Apartheid abuses not just work of a few `bad apples', says Tutu

Archbishop Desmond Tutu has told former president P.W

Archbishop Desmond Tutu has told former president P.W. Botha's contempt trial that apartheid-era abuses were ordered from on top and were not just the work of a few "bad apples".

Dr Tutu, a Nobel peace laureate, was visibly angered yesterday by Mr Botha's defence argument that only rogue junior officers were involved in apartheid killings.

"I am deeply distressed," he told Mr Botha's lawyer when asked to admit only a small clandestine group had carried out illegal murders, tortures and bombings.
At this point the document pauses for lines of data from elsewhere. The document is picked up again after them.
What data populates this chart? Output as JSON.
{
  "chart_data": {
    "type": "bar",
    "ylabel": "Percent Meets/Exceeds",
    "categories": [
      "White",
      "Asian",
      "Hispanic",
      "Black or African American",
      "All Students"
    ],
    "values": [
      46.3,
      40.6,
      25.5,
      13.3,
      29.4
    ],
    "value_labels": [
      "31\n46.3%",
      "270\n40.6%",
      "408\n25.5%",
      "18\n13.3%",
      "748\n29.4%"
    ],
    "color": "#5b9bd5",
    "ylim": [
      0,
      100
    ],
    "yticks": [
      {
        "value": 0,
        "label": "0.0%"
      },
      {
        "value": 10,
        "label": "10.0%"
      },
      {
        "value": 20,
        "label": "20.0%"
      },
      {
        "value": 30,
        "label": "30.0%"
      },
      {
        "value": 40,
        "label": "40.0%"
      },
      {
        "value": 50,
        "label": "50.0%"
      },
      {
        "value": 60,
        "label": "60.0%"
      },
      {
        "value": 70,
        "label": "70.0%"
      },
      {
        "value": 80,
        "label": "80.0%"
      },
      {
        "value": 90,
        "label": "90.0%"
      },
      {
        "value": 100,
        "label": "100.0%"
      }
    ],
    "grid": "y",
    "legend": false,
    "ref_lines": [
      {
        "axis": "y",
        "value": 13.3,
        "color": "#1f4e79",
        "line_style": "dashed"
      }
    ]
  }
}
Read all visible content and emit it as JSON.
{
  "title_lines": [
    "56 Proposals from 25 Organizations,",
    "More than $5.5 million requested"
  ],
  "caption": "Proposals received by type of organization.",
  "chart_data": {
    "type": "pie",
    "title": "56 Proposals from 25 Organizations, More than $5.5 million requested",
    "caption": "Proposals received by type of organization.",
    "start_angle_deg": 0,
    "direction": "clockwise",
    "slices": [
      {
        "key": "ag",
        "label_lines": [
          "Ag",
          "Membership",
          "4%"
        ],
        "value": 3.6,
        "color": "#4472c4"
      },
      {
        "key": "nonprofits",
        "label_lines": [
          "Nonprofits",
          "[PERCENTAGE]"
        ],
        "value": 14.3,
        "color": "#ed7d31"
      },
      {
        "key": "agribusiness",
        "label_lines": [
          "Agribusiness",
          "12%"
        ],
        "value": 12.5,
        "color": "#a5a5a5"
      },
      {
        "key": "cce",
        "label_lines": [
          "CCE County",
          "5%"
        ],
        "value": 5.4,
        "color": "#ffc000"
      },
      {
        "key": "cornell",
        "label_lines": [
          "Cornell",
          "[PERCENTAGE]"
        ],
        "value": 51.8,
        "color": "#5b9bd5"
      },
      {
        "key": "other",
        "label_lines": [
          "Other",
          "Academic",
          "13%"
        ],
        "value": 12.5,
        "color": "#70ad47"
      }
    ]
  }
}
"How many bad apples are you going to concede?" Dr Tutu asked. "It wasn't just a small, insignificant group. It was a group which could sow the most awful mayhem because of who they were." Dr Tutu was testifying at Mr Botha's trial as head of the Truth and Reconciliation Commission.

READ MORE

Mr Botha (82), is on trial for contempt after he ignored three subpoenas to testify to the commission - South Africa's official inquiry into atrocities committed by those seeking to protect white minority rule or to fight it - to answer claims he endorsed unlawful security force actions.

Since the trial resumed on Monday after a six-week break, Mr Botha has heard witnesses implicate him in gross human rights abuses. But he has remained unmoved, and maintained through his lawyers he has nothing to apologise for.

Dr Tutu (66) reminded Mr Botha that during the 1980s he asked for government investigations into reported killing, but had been brushed off by Mr Botha and his security force generals, some of whom were now applying for amnesty for human rights abuses.

"I got a knee-jerk reaction every time - `You are maligning the police' - when they (the generals) knew they were responsible for some of the most ghastly atrocities in this country," Dr Tutu said.

Up to 30,000 black opponents were jailed without charge under Mr Botha's emergency laws and more than 20,000 people were killed.